Джозефина ответила долгим взглядом. Какое-то время она молчала, и ее тело сотрясала дрожь – от боли или отвращения, Рейчел сказать не могла.
– Оставьте меня, – прошептала наконец миссис Аллейн.
– Конечно, потребуется время. Ведь ему нужно оттаять. Но я обещаю о вас не забывать. Семья слишком важная вещь, чтобы ею пренебрегать.
– Как бы я хотела, чтобы вы никогда здесь не появлялись. И зачем только Пташка уговорила меня вас позвать! – воскликнула Джозефина.
– Но она это сделала, и вернуть уже ничего нельзя. Я надеюсь… я надеюсь, что когда-нибудь ваш гнев тоже иссякнет, миссис Аллейн. Ведь если этого не случится, вы рискуете сгореть в его пламени. Я… я буду вам писать, если вы этого захотите.
– Миссис Уикс, я никогда не получала того, чего желала, – проговорила Джозефина и снова повернулась к окну, расправив плечи и выпрямив спину. Она стояла у сияющего солнечным светом окна в черном траурном платье, и ее застывший силуэт казался похожим на вырезанную из бумаги фигурку, внутри которой ничего нет.
– Прощайте, миссис Аллейн, – пробормотала Рейчел и сделала реверанс, которого никто не увидел.

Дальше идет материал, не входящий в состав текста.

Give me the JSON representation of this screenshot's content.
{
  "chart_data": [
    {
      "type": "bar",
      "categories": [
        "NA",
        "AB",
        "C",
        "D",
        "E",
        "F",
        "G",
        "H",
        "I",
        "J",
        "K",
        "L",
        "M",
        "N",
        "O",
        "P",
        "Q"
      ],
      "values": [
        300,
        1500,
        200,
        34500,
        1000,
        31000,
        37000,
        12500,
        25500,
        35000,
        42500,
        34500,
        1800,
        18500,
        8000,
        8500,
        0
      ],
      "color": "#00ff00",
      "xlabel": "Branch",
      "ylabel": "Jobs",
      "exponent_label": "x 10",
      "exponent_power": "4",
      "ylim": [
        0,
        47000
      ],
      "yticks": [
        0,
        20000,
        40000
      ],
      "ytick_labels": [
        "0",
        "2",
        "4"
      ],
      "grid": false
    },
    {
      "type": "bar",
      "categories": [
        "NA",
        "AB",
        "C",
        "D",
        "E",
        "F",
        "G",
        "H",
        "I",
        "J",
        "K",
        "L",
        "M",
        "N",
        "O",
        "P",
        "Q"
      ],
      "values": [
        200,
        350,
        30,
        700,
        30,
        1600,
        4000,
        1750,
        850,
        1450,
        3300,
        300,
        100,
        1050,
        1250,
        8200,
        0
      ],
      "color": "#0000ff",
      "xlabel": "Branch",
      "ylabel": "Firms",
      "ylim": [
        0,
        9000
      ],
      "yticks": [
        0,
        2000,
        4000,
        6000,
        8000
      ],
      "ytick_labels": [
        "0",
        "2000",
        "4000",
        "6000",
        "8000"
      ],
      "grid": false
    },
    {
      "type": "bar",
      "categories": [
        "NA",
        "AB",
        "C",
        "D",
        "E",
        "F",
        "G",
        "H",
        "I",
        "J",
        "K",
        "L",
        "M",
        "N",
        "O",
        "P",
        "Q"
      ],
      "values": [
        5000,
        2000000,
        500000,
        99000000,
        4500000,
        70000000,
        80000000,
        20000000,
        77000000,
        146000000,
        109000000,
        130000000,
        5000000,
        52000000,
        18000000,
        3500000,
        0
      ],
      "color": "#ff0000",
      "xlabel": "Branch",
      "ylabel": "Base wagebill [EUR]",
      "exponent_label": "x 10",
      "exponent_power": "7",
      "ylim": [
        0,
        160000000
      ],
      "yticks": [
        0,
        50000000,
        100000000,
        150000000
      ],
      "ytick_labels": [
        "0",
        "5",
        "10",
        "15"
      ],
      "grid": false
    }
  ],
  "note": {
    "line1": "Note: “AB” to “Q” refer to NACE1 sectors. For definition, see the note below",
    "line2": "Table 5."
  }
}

Когда она вышла на улицу, Джонатан подал ей руку и помог забраться в карету. Он нахмурился, увидев ставшее серьезным лицо своей невесты, но не стал расспрашивать о разговоре с матерью. Пташка сидела на самом краю кожаной подушки со смущенным выражением на лице, словно говорящим, что не ее это дело разъезжать в роскошных каретах. Когда же на лестнице, ведущей в кухню, появилась Сол Брэдбери, девушка чертыхнулась, соскочила на землю, бросилась навстречу кухарке и крепко ее обняла, после чего снова вернулась на свое место. Когда карета тронулась, Пташка высунула голову из окна и бросила последний взгляд на дом, в котором прожила столько лет. Джонатан оглядываться не стал, и Рейчел последовала его примеру. Вместо этого он крепко, почти до боли, сжал ее руку и подался всем телом вперед. Рейчел чувствовала, как пристальный взгляд Джозефины провожает их, будто холодная скорбная тень, оставшаяся у них за спиной.
– Давайте заедем в Батгемптон, – предложила Пташка, когда Лэнсдаунский Полумесяц скрылся из вида. – Надо навестить Бриджит.
Карета остановилась на обочине дороги на Батистон. Джонатан и Рейчел вышли на мост рядом с мельницей и, облокотившись на парапет, стали смотреть на реку, спокойно текущую в сторону Бата. На воде плясали солнечные зайчики, а небо было таким ярким, что разглядеть вдали город было невозможно. Внизу, на берегу, виднелось дерево влюбленных. С ним ничего не случилось, оно разрослось, хоть и стало более узловатым. Старая ива полоскала плети своих ветвей в водных струях, холод которых, казалось, ей совсем не вредил. Рейчел представляла себе это дерево более изящным, стоящим не так близко от дороги, подальше от людских глаз. Может быть, где-нибудь в укромной долине. Рейчел взяла Джонатана под руку и стала ждать, когда он заговорит.